Faire du crime motivé par la haine une infraction précise

Nous craignons que la définition de « haine », bien qu’elle soit tirée de la jurisprudence, crée de la confusion. En particulier, la disposition proposée relative au paragraphe (3), « Précision », comprend un libellé flou qui est tiré hors contexte d’une décision source1. Par leur nature même, les crimes haineux discréditent, humilient ou offensent les victimes. La déclaration selon laquelle le simple fait qu’une infraction discrédite, humilie ou offense une victime ne suffit pas pour être visée par la définition de haine dans cette disposition de précision et nous sommes d’avis qu’elle embrouille davantage la définition qu’elle ne la précise.

Intimider des gens et les empêcher d’avoir accès à des lieux

Nous craignons que la création de cette infraction, dans sa version actuelle, soit problématique.

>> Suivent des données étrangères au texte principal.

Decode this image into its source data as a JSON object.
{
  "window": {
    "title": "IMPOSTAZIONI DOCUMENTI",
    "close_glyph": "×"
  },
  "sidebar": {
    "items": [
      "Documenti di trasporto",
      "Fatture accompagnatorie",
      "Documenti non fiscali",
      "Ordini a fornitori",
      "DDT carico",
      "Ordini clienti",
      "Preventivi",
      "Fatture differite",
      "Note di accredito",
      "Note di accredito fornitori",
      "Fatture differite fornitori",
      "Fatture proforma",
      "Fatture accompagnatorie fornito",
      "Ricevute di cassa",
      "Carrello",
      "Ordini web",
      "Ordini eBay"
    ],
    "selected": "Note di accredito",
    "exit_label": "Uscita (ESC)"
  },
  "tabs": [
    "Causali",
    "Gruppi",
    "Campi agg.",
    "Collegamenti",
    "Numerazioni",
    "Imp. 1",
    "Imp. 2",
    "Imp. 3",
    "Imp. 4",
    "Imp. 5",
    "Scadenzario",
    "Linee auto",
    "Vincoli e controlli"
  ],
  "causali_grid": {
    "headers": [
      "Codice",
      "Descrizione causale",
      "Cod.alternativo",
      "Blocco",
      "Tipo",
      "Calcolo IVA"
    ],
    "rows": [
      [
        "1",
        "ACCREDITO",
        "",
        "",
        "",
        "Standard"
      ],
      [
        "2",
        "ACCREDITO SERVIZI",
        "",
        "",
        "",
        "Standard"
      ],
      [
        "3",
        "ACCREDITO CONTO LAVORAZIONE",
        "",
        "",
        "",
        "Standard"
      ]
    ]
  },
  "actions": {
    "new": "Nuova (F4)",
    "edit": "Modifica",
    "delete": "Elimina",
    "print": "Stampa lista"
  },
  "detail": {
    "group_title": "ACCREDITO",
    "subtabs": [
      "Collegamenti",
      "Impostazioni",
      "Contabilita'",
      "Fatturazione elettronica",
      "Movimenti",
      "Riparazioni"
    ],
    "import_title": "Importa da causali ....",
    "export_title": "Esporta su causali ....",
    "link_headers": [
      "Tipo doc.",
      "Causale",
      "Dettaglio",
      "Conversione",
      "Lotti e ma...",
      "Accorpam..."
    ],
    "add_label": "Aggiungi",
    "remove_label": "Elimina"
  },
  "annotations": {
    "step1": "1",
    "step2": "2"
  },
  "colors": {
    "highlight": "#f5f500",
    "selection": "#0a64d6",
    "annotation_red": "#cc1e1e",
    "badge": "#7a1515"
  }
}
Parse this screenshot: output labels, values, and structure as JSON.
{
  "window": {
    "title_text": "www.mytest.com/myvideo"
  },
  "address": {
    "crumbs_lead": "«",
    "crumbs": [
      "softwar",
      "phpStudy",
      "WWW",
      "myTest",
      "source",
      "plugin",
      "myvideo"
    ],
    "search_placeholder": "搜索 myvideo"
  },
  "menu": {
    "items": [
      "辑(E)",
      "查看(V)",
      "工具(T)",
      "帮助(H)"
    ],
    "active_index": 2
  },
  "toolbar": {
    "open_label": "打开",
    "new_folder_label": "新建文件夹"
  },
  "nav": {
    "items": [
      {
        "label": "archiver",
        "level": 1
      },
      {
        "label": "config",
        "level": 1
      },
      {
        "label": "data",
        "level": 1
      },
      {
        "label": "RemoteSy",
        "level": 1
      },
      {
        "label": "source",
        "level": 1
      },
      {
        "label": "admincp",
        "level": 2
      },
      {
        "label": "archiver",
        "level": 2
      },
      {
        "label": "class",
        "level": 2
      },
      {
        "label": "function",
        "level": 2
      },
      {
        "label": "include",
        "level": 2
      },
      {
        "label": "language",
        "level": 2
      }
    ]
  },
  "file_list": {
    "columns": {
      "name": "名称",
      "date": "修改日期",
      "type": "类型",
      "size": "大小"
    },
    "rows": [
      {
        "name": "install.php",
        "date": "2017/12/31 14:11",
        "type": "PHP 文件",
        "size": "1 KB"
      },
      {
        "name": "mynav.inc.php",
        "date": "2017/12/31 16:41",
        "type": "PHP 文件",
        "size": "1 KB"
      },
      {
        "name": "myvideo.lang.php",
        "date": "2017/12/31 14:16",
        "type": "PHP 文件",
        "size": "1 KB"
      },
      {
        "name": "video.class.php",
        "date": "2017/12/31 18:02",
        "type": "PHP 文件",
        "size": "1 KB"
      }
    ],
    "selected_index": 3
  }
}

Nous reconnaissons qu’il est important que les personnes puissent avoir accès à ces lieux sans en être empêchées et sans crainte.

Toutefois, nous pensons que cette infraction peut faire l’objet de poursuites dans le contexte d’une réunion ou d’une manifestation qui se déroule devant un des lieux indiqués ou à proximité de ces derniers. La Charte protège la liberté de réunion pacifique en vertu de l’alinéa 2c). La création de cette infraction est susceptible de nuire à cette liberté si l’acte coupable de l’infraction n’est pas clairement défini.

En particulier, le sens des mots « empêcher » et « gêner » est très général. Le moment auquel une personne, ou ses paroles ou actions, empêcherait ou gênerait l’accès n’est pas clair à la lecture des modifications. Malgré une tentative de préciser le sens en déclarant que le fait de « communiquer des renseignements » ne constituerait pas une infraction, nous croyons que cette précision ne suffit pas. L’acte coupable constituant le fait d’empêcher ou de gêner l’accès doit être plus clairement défini, en particulier compte tenu de la violation possible des droits d’une personne accusée garantis par l’article 2 de la Charte.

Symboles liés à la haine

Les sections de l’ABC notent deux préoccupations relatives à cette modification. Tout d’abord, nous craignons que cette infraction nuise à la liberté d’expression. Nous proposons que l’intention coupable de cette infraction soit plus précisément limitée à l’exposition de ces symboles « dans le but de fomenter la haine » de façon à ce que la mesure législative ne vise que l’exposition de ces symboles dans des circonstances ayant pour but de promouvoir la haine contre des groupes identifiables. Ce libellé garantirait que cette nouvelle infraction n’ait pas une portée trop large.

De plus, nous notons qu’un seul symbole lié à la haine qui sera visé par ce crime est indiqué clairement dans le Code criminel. Compte tenu de l’incidence sur la liberté d’expression garantie par l’alinéa 2b) de la Charte, il serait plus prudent de clairement indiquer tous les symboles liés au terrorisme et à la haine qui seraient visés par le Code criminel, plutôt que de renvoyer à un règlement qui sera mis à jour régulièrement.

Nous espérons que ces observations seront utiles. Les sections de l’ABC sont disponibles pour fournir une assistance technique en matière de rédaction.

Nous vous prions d’agréer, Monsieur le ministre, l’expression de notre considération respectueuse.

(lettre originale signée par Julie Terrien pour Melanie Webb et Kyla M. Lee)

Melanie Webb
Présidente, Section du droit pénal de l’ABC

Kyla M. Lee
Présidente, Section sur l’Alliance de la diversité sexuelle et des genres de l'ABC

Fin de Notes

1 La décision à l’origine de la définition est l’arrêt Saskatchewan (Human Rights Commission) c. Whatcott, 2013 CSC 11, au paragraphe 41 :

À mon avis, les mots « détestation » et « diffamation » décrivent bien l’effet préjudiciable que le Code vise à éliminer. Les mots qui exposent un groupe ciblé à la détestation tendent à inspirer, d’une manière qui excède le simple dédain ou l’aversion, l’inimitié et une malice extrême envers le groupe. Les messages diffamatoires cherchent à insulter, à déconsidérer ou à dénigrer la personne ou le groupe ciblé pour le rendre illégitime, dangereux, ignoble ou inacceptable aux yeux du destinataire. Les messages qui exposent des groupes vulnérables à la détestation et la diffamation vont bien plus loin que simplement discréditer, humilier ou offenser les victimes.